The scale of the financial aid application fiasco
Likely tens of thousands of California students are unable to complete the FAFSA because their parents aren’t citizens, but a firm number is impossible to calculate, said Jake Brymner, a deputy director with the California Student Aid Commission, the agency that oversees the state’s $3.4 billion financial aid program. He noted that last year 108,000 students in California didn’t include their parents’ Social Security numbers in their FAFSA applications. That could be because the parents lacked one or they didn’t want to provide their numbers.
“I am from a low-income area and most of our parents are undocumented,” Estrada said. “I’m upset that we’re going through this.”

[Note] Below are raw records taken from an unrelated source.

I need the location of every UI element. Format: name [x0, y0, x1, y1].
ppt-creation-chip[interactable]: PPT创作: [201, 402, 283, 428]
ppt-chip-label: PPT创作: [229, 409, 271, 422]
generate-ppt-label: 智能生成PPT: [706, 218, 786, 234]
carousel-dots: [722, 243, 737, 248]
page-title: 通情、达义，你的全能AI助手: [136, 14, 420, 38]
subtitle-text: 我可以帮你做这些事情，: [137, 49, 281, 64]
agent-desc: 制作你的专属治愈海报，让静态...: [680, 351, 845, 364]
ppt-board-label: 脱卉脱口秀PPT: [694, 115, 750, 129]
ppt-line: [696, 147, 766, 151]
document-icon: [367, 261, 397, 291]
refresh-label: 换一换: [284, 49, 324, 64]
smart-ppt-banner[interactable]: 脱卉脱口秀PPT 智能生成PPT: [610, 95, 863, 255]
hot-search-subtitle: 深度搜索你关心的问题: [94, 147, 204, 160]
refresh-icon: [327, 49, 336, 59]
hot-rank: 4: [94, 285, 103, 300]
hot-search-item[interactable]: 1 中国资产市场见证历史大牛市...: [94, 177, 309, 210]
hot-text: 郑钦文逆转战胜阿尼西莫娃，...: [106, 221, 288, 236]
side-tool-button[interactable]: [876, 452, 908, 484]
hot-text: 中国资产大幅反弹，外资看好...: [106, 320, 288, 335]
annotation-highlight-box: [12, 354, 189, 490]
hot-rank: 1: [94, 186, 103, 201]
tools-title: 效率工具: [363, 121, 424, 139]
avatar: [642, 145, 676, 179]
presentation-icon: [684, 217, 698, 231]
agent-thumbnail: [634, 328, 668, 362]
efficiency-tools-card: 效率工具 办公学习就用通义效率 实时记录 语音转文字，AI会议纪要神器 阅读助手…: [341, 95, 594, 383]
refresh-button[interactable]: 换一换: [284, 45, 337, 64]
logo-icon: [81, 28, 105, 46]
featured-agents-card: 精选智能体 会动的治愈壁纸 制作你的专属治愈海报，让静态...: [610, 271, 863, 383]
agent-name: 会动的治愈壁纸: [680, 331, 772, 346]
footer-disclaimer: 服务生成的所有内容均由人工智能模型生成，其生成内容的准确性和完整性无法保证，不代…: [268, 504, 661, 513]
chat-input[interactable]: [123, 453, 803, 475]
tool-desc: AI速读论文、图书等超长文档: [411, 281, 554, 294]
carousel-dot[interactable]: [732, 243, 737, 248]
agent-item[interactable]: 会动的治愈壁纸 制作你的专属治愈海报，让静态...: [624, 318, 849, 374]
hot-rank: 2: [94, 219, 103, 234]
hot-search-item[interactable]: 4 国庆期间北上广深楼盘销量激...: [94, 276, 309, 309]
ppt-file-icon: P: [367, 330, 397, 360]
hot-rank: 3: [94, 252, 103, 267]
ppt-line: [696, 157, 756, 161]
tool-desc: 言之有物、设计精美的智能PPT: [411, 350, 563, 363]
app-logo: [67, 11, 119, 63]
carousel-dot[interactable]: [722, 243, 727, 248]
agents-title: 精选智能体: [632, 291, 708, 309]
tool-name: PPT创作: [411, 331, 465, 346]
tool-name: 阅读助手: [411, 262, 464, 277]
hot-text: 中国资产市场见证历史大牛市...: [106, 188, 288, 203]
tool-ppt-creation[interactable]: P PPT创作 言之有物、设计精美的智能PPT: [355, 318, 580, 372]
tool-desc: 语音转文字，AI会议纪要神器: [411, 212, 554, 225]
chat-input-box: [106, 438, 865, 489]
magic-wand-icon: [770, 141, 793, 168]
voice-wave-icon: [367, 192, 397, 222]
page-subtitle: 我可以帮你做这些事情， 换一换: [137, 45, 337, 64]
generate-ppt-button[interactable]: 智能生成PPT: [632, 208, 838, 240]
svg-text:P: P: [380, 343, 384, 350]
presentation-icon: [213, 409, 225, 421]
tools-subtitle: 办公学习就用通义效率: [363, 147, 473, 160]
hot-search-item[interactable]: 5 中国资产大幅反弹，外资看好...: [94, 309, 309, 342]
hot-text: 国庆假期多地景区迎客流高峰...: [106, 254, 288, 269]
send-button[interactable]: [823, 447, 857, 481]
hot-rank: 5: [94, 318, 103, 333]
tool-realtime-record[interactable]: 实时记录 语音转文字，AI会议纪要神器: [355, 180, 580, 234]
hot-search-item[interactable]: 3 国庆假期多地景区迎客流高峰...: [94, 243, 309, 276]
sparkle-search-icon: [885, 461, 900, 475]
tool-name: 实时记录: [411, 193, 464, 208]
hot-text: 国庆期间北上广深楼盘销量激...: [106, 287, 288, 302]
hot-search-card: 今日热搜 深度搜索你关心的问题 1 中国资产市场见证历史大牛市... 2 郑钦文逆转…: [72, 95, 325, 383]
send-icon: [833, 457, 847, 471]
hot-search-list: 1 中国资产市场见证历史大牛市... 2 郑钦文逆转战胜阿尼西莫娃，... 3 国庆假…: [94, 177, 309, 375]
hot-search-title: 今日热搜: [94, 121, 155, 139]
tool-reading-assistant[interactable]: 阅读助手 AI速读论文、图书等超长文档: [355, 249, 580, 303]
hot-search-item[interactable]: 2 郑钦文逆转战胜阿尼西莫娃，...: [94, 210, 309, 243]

The typical low-income student caught in the federal technology imbroglio stands to lose as much as $14,000 in state tuition waivers known as the Cal Grant and $7,400 through the federal Pell Grant, plus the ability to borrow subsidized loans and other tools to afford college. Also on the line is a state scholarship worth up to several thousand dollars that also has an April 2 deadline.
“This is a major concern for the financial aid community across the country,” said Jose Aguilar, the financial aid director for UC Riverside.
Possible state grant fix
While state policymakers cannot do anything about students locked out of federal aid, the state’s student aid commission is considering a workaround for accessing state grants and scholarships. The idea is to permit affected students to complete the state financial aid application reserved for undocumented students and other non-citizens who aren’t eligible for federal support. That form is called the California Dream Act Application, one that tens of thousands of undocumented students already use. The commission does not share information in the Dream Act application with the federal government or with immigration authorities.
The aid commission is conferring with state universities about this proposal. But that fix will “create a lot of confusion for these students,” said Aguilar. He is worried that if the students whose parents don’t have Social Security numbers complete the Dream Act application, they won’t realize they’ll also have to submit the FAFSA when the Biden administration fixes the problem.